Landscaping with native plants is a win for birds and water quality alike. Listen up, peeps:

Think yardwork is for the birds? You could be right—depending on what’s growing.

Ain't life grand -- when you can have flowers like this bee balm that are pretty and good for the ecosystem, too? (via Pixabay)

Ain’t life grand — when you can have flowers like this bee balm that are pretty and good for water and birds, too? (via Pixabay)

Plants have evolved over time to thrive in their native region. The temperature, rainfall, even nutrients in the soil are exactly what they need.

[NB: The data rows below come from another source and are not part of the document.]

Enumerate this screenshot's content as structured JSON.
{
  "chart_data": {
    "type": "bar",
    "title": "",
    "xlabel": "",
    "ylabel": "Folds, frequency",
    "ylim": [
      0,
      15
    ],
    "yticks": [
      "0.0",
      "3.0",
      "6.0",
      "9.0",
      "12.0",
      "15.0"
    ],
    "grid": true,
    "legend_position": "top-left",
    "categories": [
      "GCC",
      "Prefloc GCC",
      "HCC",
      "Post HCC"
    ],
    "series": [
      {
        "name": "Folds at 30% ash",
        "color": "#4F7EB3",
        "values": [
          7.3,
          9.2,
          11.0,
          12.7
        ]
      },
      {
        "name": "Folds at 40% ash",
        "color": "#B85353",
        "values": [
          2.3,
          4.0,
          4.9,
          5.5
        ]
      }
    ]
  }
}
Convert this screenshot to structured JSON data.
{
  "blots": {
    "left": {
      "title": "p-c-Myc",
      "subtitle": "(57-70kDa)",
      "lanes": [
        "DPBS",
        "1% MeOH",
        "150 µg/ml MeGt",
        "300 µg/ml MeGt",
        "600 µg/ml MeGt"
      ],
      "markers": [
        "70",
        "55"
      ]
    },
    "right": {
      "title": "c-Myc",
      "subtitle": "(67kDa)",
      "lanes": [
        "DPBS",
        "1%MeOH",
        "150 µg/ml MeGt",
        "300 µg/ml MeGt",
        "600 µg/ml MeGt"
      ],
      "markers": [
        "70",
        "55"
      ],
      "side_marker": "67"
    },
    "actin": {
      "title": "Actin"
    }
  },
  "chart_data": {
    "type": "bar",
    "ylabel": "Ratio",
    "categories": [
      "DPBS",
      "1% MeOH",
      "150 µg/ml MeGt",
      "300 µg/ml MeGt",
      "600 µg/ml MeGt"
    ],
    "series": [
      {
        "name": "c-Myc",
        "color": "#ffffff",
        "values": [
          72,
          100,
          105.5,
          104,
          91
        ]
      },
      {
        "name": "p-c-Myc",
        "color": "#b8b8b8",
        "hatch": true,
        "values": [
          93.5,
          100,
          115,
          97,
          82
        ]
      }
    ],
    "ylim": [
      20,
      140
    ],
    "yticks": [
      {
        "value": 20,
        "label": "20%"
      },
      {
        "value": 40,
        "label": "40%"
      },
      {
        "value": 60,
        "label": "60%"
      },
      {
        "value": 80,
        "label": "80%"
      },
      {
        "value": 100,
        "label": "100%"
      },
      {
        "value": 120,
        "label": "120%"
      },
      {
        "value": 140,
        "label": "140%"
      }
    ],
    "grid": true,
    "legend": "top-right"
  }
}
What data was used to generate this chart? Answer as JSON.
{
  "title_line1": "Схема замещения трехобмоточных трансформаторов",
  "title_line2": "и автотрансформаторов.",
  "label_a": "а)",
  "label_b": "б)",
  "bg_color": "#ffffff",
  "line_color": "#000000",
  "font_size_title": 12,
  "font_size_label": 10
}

Indian grass, bee balm, and coneflowers are just a few of the hundreds of species that are native to the Midwest—and there are a lot of benefits to using native plants like ’em in your yard.

CurrentCast chatted with the National Audubon Society’s Chris Canfield, vice president of the Gulf Coast and Mississippi Flyway, to learn more about the connection between what we plant, and how it affects water as well as birds.

So, let’s say you have a lawn or otherwise non-native plants that need fertilizer to grow. Canfield explains that all that fertilizer will ultimately run off, and end up in our water system—not so when you plant native plants!

“In the end, they will take less water and won’t require the fertilizers,” he says. Native plants also provide the food and habitat that birds need to survive.

“That’s sort of a backyard win-win as far as I’m concerned,” he says.

And that’s something worth crowing about.